Quem olha com distância crítica os dramáticos acontecimentos que estão a colocar a França a ferro e fogo, terá de reconhecer que a ordem imposta pelo Estado não tem eco decisivo nos comportamentos humanos. Vivêssemos nesse mundo de fantasia, onde a norma comanda a vida, está tudo certo e perfeito. Um polícia, em operação de controlo, dispara sobre um carro e mata o seu condutor. Um jovem de 17 anos. Em reação a este facto criminoso, a Justiça francesa abre um inquérito e prende preventivamente o alegado matador. E pronto! É assim que funciona o Estado de direito. Agora, o processo é devidamente instruído e irá para julgamento.

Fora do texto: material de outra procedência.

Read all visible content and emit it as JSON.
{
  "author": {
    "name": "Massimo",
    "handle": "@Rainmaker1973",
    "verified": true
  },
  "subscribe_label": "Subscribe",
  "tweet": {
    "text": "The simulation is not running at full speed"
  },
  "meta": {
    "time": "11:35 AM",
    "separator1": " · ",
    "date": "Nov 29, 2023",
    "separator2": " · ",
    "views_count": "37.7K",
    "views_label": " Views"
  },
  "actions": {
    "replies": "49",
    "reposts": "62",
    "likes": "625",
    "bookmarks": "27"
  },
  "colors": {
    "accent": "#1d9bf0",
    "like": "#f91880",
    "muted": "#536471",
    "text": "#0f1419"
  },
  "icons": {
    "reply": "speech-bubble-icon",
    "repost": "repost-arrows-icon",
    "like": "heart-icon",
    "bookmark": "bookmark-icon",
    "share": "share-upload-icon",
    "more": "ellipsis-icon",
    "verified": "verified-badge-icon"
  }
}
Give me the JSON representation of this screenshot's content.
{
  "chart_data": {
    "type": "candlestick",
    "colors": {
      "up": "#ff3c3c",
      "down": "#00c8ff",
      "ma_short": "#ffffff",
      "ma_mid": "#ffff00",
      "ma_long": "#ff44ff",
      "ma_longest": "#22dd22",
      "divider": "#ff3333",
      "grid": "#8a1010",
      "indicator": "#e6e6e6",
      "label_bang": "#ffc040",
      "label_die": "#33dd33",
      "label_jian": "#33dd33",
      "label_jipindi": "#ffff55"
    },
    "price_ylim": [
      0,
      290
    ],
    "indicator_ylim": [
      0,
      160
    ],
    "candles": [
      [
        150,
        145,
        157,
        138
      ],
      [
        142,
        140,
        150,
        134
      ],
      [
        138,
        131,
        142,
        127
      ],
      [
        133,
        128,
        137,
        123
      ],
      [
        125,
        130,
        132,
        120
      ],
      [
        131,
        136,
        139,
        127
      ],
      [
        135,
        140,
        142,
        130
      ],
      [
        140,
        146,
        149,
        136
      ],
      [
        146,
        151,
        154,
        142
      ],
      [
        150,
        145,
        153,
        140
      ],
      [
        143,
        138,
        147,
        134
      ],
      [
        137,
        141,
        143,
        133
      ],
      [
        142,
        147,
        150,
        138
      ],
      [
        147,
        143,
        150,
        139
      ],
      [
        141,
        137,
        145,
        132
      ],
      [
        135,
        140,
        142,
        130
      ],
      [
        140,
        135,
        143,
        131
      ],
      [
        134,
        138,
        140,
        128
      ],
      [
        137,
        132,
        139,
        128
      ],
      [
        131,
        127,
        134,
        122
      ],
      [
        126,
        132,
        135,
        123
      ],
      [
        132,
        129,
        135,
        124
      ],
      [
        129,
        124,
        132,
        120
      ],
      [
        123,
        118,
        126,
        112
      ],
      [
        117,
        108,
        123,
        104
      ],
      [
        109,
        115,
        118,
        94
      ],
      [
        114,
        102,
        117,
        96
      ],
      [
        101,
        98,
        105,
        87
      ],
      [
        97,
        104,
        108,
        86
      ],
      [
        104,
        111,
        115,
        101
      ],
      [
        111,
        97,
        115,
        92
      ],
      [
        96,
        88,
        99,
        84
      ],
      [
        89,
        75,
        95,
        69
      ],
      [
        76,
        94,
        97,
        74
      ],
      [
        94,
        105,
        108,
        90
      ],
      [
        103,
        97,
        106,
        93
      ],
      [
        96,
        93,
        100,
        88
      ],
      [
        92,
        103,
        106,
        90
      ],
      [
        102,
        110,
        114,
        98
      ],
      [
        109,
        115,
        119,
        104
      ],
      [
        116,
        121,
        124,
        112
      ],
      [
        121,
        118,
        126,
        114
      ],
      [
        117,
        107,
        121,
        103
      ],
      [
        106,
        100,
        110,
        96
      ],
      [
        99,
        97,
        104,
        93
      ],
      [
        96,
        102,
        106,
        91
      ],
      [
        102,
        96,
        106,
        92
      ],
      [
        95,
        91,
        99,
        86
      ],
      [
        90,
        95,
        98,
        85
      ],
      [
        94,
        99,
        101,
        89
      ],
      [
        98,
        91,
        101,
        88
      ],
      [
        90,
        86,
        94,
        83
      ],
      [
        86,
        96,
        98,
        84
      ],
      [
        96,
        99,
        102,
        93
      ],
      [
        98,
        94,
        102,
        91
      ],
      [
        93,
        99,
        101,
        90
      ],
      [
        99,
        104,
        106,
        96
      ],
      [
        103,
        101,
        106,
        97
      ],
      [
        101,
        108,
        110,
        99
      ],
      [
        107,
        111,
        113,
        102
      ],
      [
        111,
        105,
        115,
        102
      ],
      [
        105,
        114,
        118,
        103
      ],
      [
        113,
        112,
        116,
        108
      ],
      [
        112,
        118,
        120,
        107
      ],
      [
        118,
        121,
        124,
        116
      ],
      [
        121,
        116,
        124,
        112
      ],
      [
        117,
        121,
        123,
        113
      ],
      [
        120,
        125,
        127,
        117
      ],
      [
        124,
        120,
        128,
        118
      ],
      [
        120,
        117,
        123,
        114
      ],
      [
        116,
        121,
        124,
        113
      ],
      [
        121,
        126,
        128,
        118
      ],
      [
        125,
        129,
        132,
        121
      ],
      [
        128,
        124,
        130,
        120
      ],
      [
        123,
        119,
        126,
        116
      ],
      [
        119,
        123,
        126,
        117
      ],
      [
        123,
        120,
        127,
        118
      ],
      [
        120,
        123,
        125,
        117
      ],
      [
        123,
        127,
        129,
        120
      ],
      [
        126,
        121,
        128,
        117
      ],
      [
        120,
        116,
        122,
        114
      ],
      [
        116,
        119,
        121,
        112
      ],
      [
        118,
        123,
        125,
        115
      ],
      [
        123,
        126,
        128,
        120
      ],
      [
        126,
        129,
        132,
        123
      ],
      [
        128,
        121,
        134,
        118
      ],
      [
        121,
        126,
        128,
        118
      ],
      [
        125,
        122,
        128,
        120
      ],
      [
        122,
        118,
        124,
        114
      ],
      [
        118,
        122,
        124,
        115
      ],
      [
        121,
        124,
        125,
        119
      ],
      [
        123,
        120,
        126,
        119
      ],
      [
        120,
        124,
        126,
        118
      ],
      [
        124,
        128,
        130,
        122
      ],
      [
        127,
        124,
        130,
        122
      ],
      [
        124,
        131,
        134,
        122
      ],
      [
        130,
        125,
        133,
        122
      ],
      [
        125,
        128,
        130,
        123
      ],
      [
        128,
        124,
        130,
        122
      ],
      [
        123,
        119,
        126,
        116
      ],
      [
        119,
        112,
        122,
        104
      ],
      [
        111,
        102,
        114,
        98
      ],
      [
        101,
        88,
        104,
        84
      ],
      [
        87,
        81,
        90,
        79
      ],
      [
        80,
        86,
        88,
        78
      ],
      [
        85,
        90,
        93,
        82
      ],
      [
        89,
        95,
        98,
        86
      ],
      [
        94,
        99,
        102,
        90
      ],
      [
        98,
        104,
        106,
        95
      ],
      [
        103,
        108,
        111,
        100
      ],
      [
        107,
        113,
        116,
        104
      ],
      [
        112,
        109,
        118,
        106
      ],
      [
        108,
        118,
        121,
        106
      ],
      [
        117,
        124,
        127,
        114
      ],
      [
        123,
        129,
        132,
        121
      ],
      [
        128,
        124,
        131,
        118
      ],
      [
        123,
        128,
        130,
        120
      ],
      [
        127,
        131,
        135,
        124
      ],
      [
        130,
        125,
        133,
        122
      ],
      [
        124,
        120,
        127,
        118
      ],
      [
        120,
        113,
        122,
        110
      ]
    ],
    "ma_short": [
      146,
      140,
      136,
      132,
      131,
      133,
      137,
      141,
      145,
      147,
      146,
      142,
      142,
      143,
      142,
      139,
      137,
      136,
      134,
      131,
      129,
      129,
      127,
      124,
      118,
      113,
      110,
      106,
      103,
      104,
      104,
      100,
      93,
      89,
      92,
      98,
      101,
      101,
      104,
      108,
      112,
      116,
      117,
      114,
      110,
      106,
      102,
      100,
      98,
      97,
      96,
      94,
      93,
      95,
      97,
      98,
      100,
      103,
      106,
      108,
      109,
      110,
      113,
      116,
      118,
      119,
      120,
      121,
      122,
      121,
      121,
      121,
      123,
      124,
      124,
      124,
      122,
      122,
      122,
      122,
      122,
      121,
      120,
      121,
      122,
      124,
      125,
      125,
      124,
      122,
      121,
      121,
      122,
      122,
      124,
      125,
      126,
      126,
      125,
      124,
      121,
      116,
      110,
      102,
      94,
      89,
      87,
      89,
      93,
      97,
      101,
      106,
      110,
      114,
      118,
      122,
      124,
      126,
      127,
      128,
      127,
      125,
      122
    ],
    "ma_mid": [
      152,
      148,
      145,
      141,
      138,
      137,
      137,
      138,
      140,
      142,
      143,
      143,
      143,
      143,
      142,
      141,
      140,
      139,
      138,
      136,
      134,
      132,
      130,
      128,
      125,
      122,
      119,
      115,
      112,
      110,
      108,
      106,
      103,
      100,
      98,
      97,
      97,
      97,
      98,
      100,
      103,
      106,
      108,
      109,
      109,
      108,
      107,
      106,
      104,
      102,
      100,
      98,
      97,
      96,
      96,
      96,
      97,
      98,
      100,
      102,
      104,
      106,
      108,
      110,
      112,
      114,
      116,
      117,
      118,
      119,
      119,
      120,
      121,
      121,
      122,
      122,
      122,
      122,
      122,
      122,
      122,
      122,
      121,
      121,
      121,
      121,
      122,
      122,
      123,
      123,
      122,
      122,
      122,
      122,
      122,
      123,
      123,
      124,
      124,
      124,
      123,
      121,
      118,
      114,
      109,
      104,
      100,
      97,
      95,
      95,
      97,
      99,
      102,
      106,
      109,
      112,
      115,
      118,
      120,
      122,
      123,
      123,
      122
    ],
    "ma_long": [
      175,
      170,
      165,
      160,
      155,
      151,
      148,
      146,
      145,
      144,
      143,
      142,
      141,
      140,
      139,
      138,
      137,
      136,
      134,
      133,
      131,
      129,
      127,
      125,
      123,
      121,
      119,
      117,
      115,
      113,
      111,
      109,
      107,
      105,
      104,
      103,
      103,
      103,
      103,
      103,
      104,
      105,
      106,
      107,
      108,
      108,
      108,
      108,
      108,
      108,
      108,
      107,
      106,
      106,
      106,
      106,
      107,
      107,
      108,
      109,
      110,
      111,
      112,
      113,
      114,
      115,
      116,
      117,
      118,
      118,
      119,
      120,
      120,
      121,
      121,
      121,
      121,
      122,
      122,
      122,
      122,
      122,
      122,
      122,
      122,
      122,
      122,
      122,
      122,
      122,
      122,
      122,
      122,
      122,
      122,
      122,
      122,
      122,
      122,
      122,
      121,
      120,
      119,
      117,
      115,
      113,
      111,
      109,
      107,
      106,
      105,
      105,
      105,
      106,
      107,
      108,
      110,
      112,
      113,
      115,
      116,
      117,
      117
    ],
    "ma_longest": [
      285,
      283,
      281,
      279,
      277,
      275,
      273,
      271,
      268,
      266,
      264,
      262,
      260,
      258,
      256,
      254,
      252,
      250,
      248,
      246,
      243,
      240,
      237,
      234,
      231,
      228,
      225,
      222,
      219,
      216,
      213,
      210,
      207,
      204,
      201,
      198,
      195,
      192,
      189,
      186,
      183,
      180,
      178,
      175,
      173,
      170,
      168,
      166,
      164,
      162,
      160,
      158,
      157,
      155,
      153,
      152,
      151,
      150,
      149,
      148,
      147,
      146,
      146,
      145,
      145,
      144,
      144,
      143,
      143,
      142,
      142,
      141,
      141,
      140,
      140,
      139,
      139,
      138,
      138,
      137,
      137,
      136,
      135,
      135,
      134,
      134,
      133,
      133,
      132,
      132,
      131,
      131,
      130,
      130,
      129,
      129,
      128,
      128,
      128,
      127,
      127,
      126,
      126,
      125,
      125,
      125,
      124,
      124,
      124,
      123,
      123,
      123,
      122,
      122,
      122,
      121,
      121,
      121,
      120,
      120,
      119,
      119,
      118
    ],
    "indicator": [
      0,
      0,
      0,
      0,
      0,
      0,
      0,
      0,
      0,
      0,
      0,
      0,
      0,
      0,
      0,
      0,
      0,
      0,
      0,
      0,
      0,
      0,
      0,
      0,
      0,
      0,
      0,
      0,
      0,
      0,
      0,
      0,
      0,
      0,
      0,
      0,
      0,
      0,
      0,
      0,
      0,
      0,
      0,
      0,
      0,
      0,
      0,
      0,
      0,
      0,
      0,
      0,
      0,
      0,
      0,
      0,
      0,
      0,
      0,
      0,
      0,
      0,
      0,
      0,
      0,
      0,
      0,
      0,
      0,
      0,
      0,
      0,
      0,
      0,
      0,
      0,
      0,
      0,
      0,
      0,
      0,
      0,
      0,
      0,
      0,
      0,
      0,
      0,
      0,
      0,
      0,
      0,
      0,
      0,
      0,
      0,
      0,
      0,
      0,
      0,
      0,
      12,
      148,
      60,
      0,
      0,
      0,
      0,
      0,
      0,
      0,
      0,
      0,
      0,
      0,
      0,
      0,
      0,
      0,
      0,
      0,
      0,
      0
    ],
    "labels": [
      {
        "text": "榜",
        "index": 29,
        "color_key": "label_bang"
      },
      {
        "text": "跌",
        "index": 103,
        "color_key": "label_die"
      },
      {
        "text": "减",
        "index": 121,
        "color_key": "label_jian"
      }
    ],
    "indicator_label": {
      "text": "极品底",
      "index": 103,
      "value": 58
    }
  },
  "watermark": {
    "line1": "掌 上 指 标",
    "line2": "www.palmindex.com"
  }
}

Aquilo que acabo de escrever, vale para este caso e para todos os casos de homicídio. É esta a regra ditada pela lei. É este o mecanismo de expropriação da violência aos indivíduos, e da qual o Estado tem o monopólio através dos tribunais.
Se as instituições funcionaram regularmente, sem distorções, o que explica a brutal violência que se instalou nas ruas das principais cidades francesas, tendo como alvo principal a Polícia e a comunidade em geral?
Respondo com um filme de 1995, realizado por Mathieu Kassovitz, com o título 'La Haine' ('O Ódio'), e que convido os nossos leitores a revisitar. Conta a história de três jovens que, na ressaca de um acontecimento semelhante, pôs os bairros periféricos de Paris a ferro e fogo. Ganhou vários prémios de cinema e é filmado a preto e branco, o que leva à sobrecomposição dramática da ação.
São, quer no filme, quer agora, rebeliões sem enquadramento ideológico, ditadas pela raiva, objetivando na Polícia (aceite como inimigo principal) as explosões de fúria contra a ordem, a emergência do caos, queimando e destruindo bens particulares de gente estranha aos casos, incapazes de afrontar os problemas através da ação política, já que os protestos, indiretamente, só podem ser resolvidos pela política. O traço comum é essa incapacidade de investir o protesto e o clamor contra o governo (ou os governos) que frustraram sonhos, esmagaram expectativas e destruíram a esperança. Lá como cá, a Polícia não passa do anteparo que aguenta a revolta, embora não tenha instrumentos para a resolver, enquanto a política se esconde em discursos vazios que nada resolvem. Apenas conseguem alimentar ainda mais o ódio.